The solution to the problem is also achieved by the proposed method for the synthesis of non-agglomerated quantum dots Zn _0.5 Cd _0.5 S, including the preparation of a mixture of Zn and Cd precursors from their acetates in the presence of oleic acid in an organic solvent, the preparation of a solution of sulfur in an organic solvent in an inert atmosphere, synthesis nanocrystals of Zn _0.5 Cd _0.5 S from the resulting solutions of precursors Zn, Cd and sulfur, in which to obtain quantum dots Zn _0.5 Cd _0.5 S, doped with nickel, intended for inlaying dehydrated highly porous nanostructured monolithic aluminum oxide in the claimed in the method of producing a photocatalyst, when preparing a mixture of Zn and Cd precursors, as well as a sulfur solution, dibenzyl ether is used as an organic solvent, a mixture of Zn and Cd precursors is prepared at 130°C, a sulfur solution at 135°C; Zn _0.5 Cd _0.5 S nanocrystals are synthesized by sequentially adding oleylamine and sulfur solution to a mixture of Zn and Cd precursors in an inert atmosphere at 280°C, stirring at 260°C, cooling, adding ethanol to form a precipitate, reprecipitating the precipitate and dispersing it in cyclohexane, after which the resulting Zn _0.5 Cd _0.5 S nanocrystals are doped with nickel, for which a solution of NiCh in ethanol is added to the dispersion of Zn _0.5 Cd _0.5 S nanocrystals in cyclohexane, purged with argon, illuminated with a quartz lamp with stirring, then nickel-doped Zn _0.5 Cd _0.5 S nanocrystals are precipitated with ethanol and dispersed in cyclohexane.

The nickel content in Zn _0.5 Cd _0.5 S nanocrystals doped with nickel is 10 wt. %.

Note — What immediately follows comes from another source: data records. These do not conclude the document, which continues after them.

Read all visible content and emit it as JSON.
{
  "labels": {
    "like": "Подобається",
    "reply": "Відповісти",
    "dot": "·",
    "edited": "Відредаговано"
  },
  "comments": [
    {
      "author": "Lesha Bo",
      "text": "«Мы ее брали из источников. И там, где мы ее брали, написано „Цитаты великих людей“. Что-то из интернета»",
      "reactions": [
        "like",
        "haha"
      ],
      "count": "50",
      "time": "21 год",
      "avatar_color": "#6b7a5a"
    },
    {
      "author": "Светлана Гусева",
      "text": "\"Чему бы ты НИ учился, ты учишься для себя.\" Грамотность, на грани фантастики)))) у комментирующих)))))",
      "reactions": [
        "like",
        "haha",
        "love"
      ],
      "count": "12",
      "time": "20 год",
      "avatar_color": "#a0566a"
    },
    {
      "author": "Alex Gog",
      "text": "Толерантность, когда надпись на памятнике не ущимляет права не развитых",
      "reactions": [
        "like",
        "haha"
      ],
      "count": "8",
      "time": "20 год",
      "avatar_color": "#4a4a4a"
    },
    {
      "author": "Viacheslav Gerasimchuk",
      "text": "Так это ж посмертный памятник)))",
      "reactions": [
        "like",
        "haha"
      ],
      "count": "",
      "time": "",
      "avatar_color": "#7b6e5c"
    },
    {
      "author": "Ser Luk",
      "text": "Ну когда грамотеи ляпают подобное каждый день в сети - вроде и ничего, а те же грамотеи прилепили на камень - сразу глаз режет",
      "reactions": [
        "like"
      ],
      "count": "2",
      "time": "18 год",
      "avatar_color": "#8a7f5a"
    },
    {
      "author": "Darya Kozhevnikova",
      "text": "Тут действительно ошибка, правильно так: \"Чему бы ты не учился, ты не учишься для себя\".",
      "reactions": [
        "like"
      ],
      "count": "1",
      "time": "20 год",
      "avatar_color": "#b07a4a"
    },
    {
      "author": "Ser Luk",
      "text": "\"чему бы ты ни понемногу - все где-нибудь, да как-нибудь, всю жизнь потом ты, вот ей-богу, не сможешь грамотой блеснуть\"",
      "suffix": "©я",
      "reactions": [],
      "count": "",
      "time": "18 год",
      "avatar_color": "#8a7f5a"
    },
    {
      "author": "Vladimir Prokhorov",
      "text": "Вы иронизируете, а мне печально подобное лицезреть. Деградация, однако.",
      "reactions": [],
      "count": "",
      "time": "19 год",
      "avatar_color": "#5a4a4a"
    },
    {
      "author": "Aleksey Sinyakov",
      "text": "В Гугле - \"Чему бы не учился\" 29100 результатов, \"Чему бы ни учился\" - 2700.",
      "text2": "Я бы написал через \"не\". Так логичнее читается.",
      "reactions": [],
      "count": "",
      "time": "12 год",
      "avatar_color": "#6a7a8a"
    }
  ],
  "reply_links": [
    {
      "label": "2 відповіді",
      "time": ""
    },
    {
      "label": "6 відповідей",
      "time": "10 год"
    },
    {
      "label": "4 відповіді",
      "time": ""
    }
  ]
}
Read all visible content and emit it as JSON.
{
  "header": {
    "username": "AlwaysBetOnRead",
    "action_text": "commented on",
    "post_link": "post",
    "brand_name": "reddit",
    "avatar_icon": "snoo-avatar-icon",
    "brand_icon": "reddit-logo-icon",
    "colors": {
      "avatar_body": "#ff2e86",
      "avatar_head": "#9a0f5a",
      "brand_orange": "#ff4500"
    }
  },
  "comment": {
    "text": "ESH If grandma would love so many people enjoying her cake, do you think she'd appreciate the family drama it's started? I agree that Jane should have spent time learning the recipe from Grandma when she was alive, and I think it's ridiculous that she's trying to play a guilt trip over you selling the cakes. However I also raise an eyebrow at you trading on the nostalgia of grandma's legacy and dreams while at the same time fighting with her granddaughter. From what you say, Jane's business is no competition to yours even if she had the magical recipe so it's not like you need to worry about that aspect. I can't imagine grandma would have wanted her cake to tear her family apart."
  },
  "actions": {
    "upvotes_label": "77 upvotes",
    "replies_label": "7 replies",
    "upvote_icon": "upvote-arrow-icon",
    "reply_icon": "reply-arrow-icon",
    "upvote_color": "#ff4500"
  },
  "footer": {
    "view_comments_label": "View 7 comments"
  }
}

For the synthesis reaction of highly porous nanostructured monolithic aluminum oxide hydrate in the proposed method, a method based on “liquid metal technology” was chosen, since it is preferable to the multi-stage “sol-gel” method. Mercury amalgam was used as a binary liquid metal melt for the selective oxidation of aluminum, which ensured that the synthesis process was carried out at room temperature. Experimental studies carried out during the development of the proposed method made it possible to find the optimal process parameters - the silver content in the amalgam should not exceed 17 at.%, otherwise the growth rate of aluminum oxide hydrate nanostructures slows down significantly. To ensure high selectivity of the oxidative process, air humidity should be within 70%.

The resulting nanostructured monolithic aluminum oxide hydrate is extremely brittle and requires heat treatment to strengthen its structure while maintaining high open porosity and low density. Heat treatment was carried out at a temperature of 1000°C.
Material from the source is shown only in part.